Northern Trust exec: Crypto rule changes may ease tokenization

This story was originally published on Banking Dive . To receive daily news and insights, subscribe to our free daily Banking Dive newsletter .

Recent regulatory shifts around cryptocurrency could unlock innovation and growth for tokenized traditional assets, too, Northern Trust’s head of digital assets for North America said.

Biden-era anti-crypto regulations and regulatory actions “weren’t just making it a challenge to work in the innovation space for crypto, but for all traditional digital assets, as well,” said Andy Czupek, the Northern Trust executive.

To a client, a tokenized bond is the same as a traditional bond, with the same value and stability by a slightly different name, Czupek said. The difference is in its infrastructure: Built on the blockchain, tokenized assets can provide benefits for banks and financial institutions.

With tokenization, settlement and reconciliation are “more efficient and faster and transparent, with data available directly to clients,” Czupek said.

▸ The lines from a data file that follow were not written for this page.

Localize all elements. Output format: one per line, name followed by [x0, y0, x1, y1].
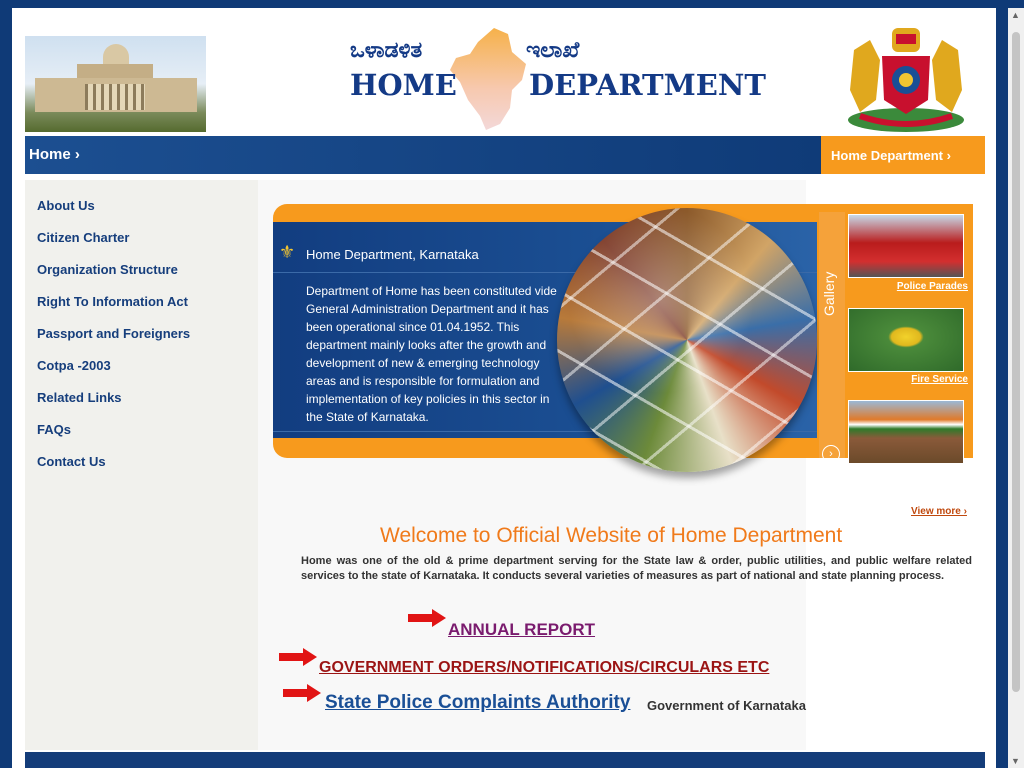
fleur-icon: ⚜: [279, 242, 296, 262]
welcome-heading: Welcome to Official Website of Home Depa…: [380, 524, 843, 547]
gallery-next-icon[interactable]: ›: [822, 445, 840, 463]
sidebar-item-passport[interactable]: Passport and Foreigners: [37, 326, 190, 341]
scroll-down-icon[interactable]: ▼: [1011, 756, 1020, 766]
gallery-thumb-fire-truck[interactable]: [848, 214, 964, 278]
government-orders-link[interactable]: GOVERNMENT ORDERS/NOTIFICATIONS/CIRCULAR…: [319, 659, 769, 677]
sidebar-item-about-us[interactable]: About Us: [37, 198, 95, 213]
banner-description: Department of Home has been constituted …: [306, 284, 557, 424]
gallery-thumb-helicopter[interactable]: [848, 308, 964, 372]
arrow-right-icon: [279, 648, 317, 666]
arrow-right-icon: [283, 684, 321, 702]
arrow-right-icon: [408, 609, 446, 627]
sidebar-item-rti[interactable]: Right To Information Act: [37, 294, 188, 309]
spca-suffix-text: Government of Karnataka: [647, 698, 806, 713]
vertical-scrollbar[interactable]: ▲ ▼: [1008, 8, 1024, 768]
scroll-up-icon[interactable]: ▲: [1011, 10, 1020, 20]
intro-paragraph: Home was one of the old & prime departme…: [301, 555, 972, 582]
spca-link[interactable]: State Police Complaints Authority: [325, 692, 630, 714]
gallery-caption-police-parades[interactable]: Police Parades: [848, 281, 968, 292]
nav-department-tab[interactable]: Home Department ›: [821, 136, 985, 174]
sidebar-item-faqs[interactable]: FAQs: [37, 422, 71, 437]
title-home: HOME: [350, 68, 457, 102]
kannada-title-right: ಇಲಾಖೆ: [526, 38, 580, 63]
sidebar-item-related-links[interactable]: Related Links: [37, 390, 122, 405]
gallery-caption-fire-service[interactable]: Fire Service: [848, 374, 968, 385]
sidebar-item-contact-us[interactable]: Contact Us: [37, 454, 106, 469]
sidebar-item-cotpa[interactable]: Cotpa -2003: [37, 358, 111, 373]
scrollbar-thumb[interactable]: [1012, 32, 1020, 692]
footer-bar: [25, 752, 985, 768]
home-banner: ⚜ Home Department, Karnataka Department …: [273, 204, 973, 472]
annual-report-link[interactable]: ANNUAL REPORT: [448, 620, 595, 640]
title-department: DEPARTMENT: [529, 68, 766, 102]
karnataka-emblem: [848, 28, 964, 132]
sidebar-item-organization-structure[interactable]: Organization Structure: [37, 262, 178, 277]
vidhana-soudha-image: [25, 36, 206, 132]
site-header: ಒಳಾಡಳಿತ ಇಲಾಖೆ HOME DEPARTMENT: [12, 8, 996, 136]
nav-home-link[interactable]: Home ›: [29, 146, 80, 163]
sidebar: About Us Citizen Charter Organization St…: [25, 180, 258, 750]
view-more-link[interactable]: View more ›: [911, 506, 967, 517]
banner-title: Home Department, Karnataka: [306, 247, 479, 262]
page: ಒಳಾಡಳಿತ ಇಲಾಖೆ HOME DEPARTMENT Home › Hom…: [12, 8, 996, 768]
gallery-thumb-parade[interactable]: [848, 400, 964, 464]
gallery-label: Gallery: [821, 271, 837, 316]
sidebar-item-citizen-charter[interactable]: Citizen Charter: [37, 230, 129, 245]
nav-department-label[interactable]: Home Department ›: [831, 148, 951, 163]
main-nav-bar: Home ›: [25, 136, 821, 174]
kannada-title-left: ಒಳಾಡಳಿತ: [350, 38, 423, 63]
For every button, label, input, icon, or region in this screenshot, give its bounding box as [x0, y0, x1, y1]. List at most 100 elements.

“The fact that you can have more of a real-time pace to it and more of a transparent data capability allows for not only that speed and transparency, but also the elimination of certain mediating parties that cause more friction and more cost to be borne by the client,” he said.

Northern Trust launched its digital asset platform, now called Matrix Zenith, in 2017. It started as a blockchain administration system for the private equity market, developed with IBM. It’s since expanded to include other solutions, including one addressing digital carbon credits .

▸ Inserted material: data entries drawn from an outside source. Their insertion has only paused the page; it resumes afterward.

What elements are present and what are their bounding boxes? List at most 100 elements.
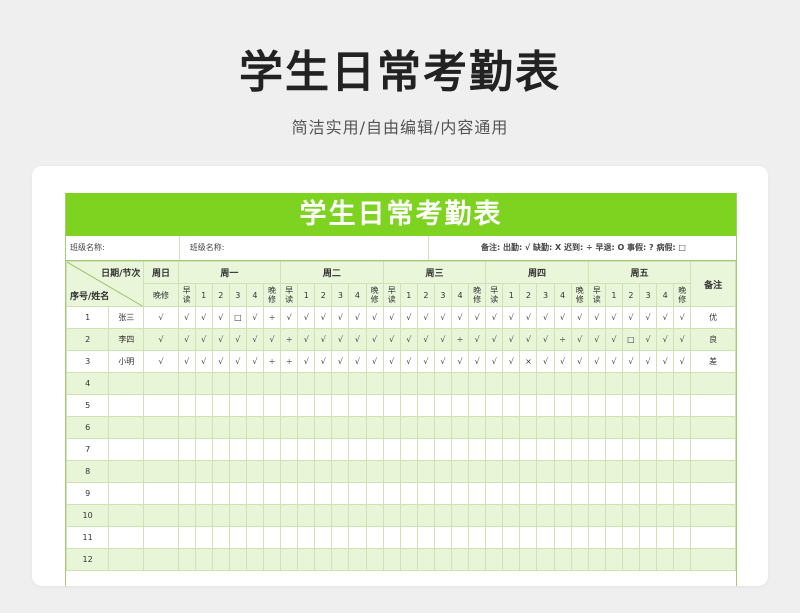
attendance-cell[interactable]: [228, 438, 247, 461]
student-name[interactable]: [108, 482, 145, 505]
student-name[interactable]: [108, 548, 145, 571]
attendance-cell[interactable]: [177, 394, 196, 417]
remark-cell[interactable]: [690, 526, 736, 549]
class-name-field-2[interactable]: [228, 236, 430, 260]
attendance-cell[interactable]: √: [536, 328, 555, 351]
attendance-cell[interactable]: [297, 438, 316, 461]
attendance-cell[interactable]: √: [245, 306, 264, 329]
attendance-cell[interactable]: √: [365, 350, 384, 373]
attendance-cell[interactable]: ÷: [280, 350, 299, 373]
attendance-cell[interactable]: [399, 438, 418, 461]
attendance-cell[interactable]: √: [519, 328, 538, 351]
attendance-cell[interactable]: [245, 548, 264, 571]
student-name[interactable]: [108, 526, 145, 549]
attendance-cell[interactable]: [194, 504, 213, 527]
attendance-cell[interactable]: [331, 526, 350, 549]
attendance-cell[interactable]: [177, 460, 196, 483]
attendance-cell[interactable]: √: [587, 350, 606, 373]
attendance-cell[interactable]: √: [485, 328, 504, 351]
attendance-cell[interactable]: [638, 548, 658, 571]
attendance-cell[interactable]: [433, 394, 452, 417]
attendance-cell[interactable]: [245, 416, 264, 439]
attendance-cell[interactable]: [519, 372, 538, 395]
attendance-cell[interactable]: √: [143, 306, 179, 329]
attendance-cell[interactable]: [280, 460, 299, 483]
attendance-cell[interactable]: [194, 372, 213, 395]
attendance-cell[interactable]: [245, 526, 264, 549]
remark-cell[interactable]: [690, 416, 736, 439]
attendance-cell[interactable]: [604, 504, 623, 527]
attendance-cell[interactable]: [365, 526, 384, 549]
attendance-cell[interactable]: [245, 460, 264, 483]
attendance-cell[interactable]: [638, 372, 658, 395]
attendance-cell[interactable]: [399, 416, 418, 439]
attendance-cell[interactable]: [280, 416, 299, 439]
attendance-cell[interactable]: [519, 482, 538, 505]
attendance-cell[interactable]: [416, 416, 435, 439]
attendance-cell[interactable]: √: [433, 328, 452, 351]
attendance-cell[interactable]: [536, 526, 555, 549]
attendance-cell[interactable]: √: [553, 306, 572, 329]
attendance-cell[interactable]: √: [433, 350, 452, 373]
attendance-cell[interactable]: √: [399, 350, 418, 373]
attendance-cell[interactable]: [365, 482, 384, 505]
class-name-field[interactable]: [109, 236, 180, 260]
attendance-cell[interactable]: [450, 460, 470, 483]
attendance-cell[interactable]: [433, 372, 452, 395]
student-name[interactable]: [108, 438, 145, 461]
attendance-cell[interactable]: [638, 504, 658, 527]
attendance-cell[interactable]: [262, 394, 282, 417]
attendance-cell[interactable]: [177, 438, 196, 461]
attendance-cell[interactable]: [382, 372, 401, 395]
attendance-cell[interactable]: [194, 548, 213, 571]
attendance-cell[interactable]: [399, 548, 418, 571]
attendance-cell[interactable]: [536, 548, 555, 571]
attendance-cell[interactable]: [621, 460, 641, 483]
attendance-cell[interactable]: √: [502, 350, 521, 373]
attendance-cell[interactable]: [519, 394, 538, 417]
attendance-cell[interactable]: [502, 548, 521, 571]
attendance-cell[interactable]: √: [638, 350, 658, 373]
attendance-cell[interactable]: [143, 548, 179, 571]
attendance-cell[interactable]: [416, 460, 435, 483]
student-name[interactable]: 张三: [108, 306, 145, 329]
attendance-cell[interactable]: [143, 504, 179, 527]
attendance-cell[interactable]: [621, 504, 641, 527]
attendance-cell[interactable]: [536, 394, 555, 417]
attendance-cell[interactable]: [621, 394, 641, 417]
attendance-cell[interactable]: √: [673, 350, 692, 373]
attendance-cell[interactable]: [673, 394, 692, 417]
attendance-cell[interactable]: √: [502, 306, 521, 329]
attendance-cell[interactable]: [297, 372, 316, 395]
attendance-cell[interactable]: [297, 416, 316, 439]
attendance-cell[interactable]: [553, 504, 572, 527]
attendance-cell[interactable]: [228, 416, 247, 439]
attendance-cell[interactable]: √: [416, 350, 435, 373]
attendance-cell[interactable]: √: [382, 306, 401, 329]
attendance-cell[interactable]: ÷: [262, 350, 282, 373]
attendance-cell[interactable]: [314, 394, 333, 417]
attendance-cell[interactable]: [382, 460, 401, 483]
attendance-cell[interactable]: [656, 526, 675, 549]
attendance-cell[interactable]: [553, 526, 572, 549]
attendance-cell[interactable]: [485, 416, 504, 439]
attendance-cell[interactable]: [228, 548, 247, 571]
attendance-cell[interactable]: [570, 394, 589, 417]
attendance-cell[interactable]: √: [433, 306, 452, 329]
attendance-cell[interactable]: [673, 460, 692, 483]
attendance-cell[interactable]: √: [348, 328, 367, 351]
attendance-cell[interactable]: [365, 372, 384, 395]
attendance-cell[interactable]: [502, 526, 521, 549]
attendance-cell[interactable]: [433, 482, 452, 505]
attendance-cell[interactable]: [382, 504, 401, 527]
attendance-cell[interactable]: ÷: [262, 306, 282, 329]
attendance-cell[interactable]: [331, 482, 350, 505]
attendance-cell[interactable]: [416, 548, 435, 571]
attendance-cell[interactable]: [331, 460, 350, 483]
attendance-cell[interactable]: ÷: [553, 328, 572, 351]
attendance-cell[interactable]: [245, 482, 264, 505]
attendance-cell[interactable]: [570, 372, 589, 395]
attendance-cell[interactable]: [673, 526, 692, 549]
attendance-cell[interactable]: [502, 372, 521, 395]
attendance-cell[interactable]: [314, 504, 333, 527]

BNP Paribas found that, compared to a traditional two- to three-business days settlement cycle, tokenized bonds can settle in minutes, and potentially even seconds, from buying to ownership.

Czupek, who has been with Northern Trust since 2017, cut his teeth as a trader on the Chicago Board of Trade (now CME Group) when he was a teenager.

The shift to tokenization “is not too dissimilar from 30 years ago, when we were transitioning equities and derivatives from pit trading and floor trading to electronic trading systems,” he said.

He likened working in tokenized assets to the thrill of the trading floor. “There's so much possibility in this new infrastructure,” he said.

There’s a regulatory benefit to financial transactions on the blockchain network, Czupek said, because it would allow regulators to participate in audits, transactional reviews or any kind of regulatory oversight in a more immediate fashion.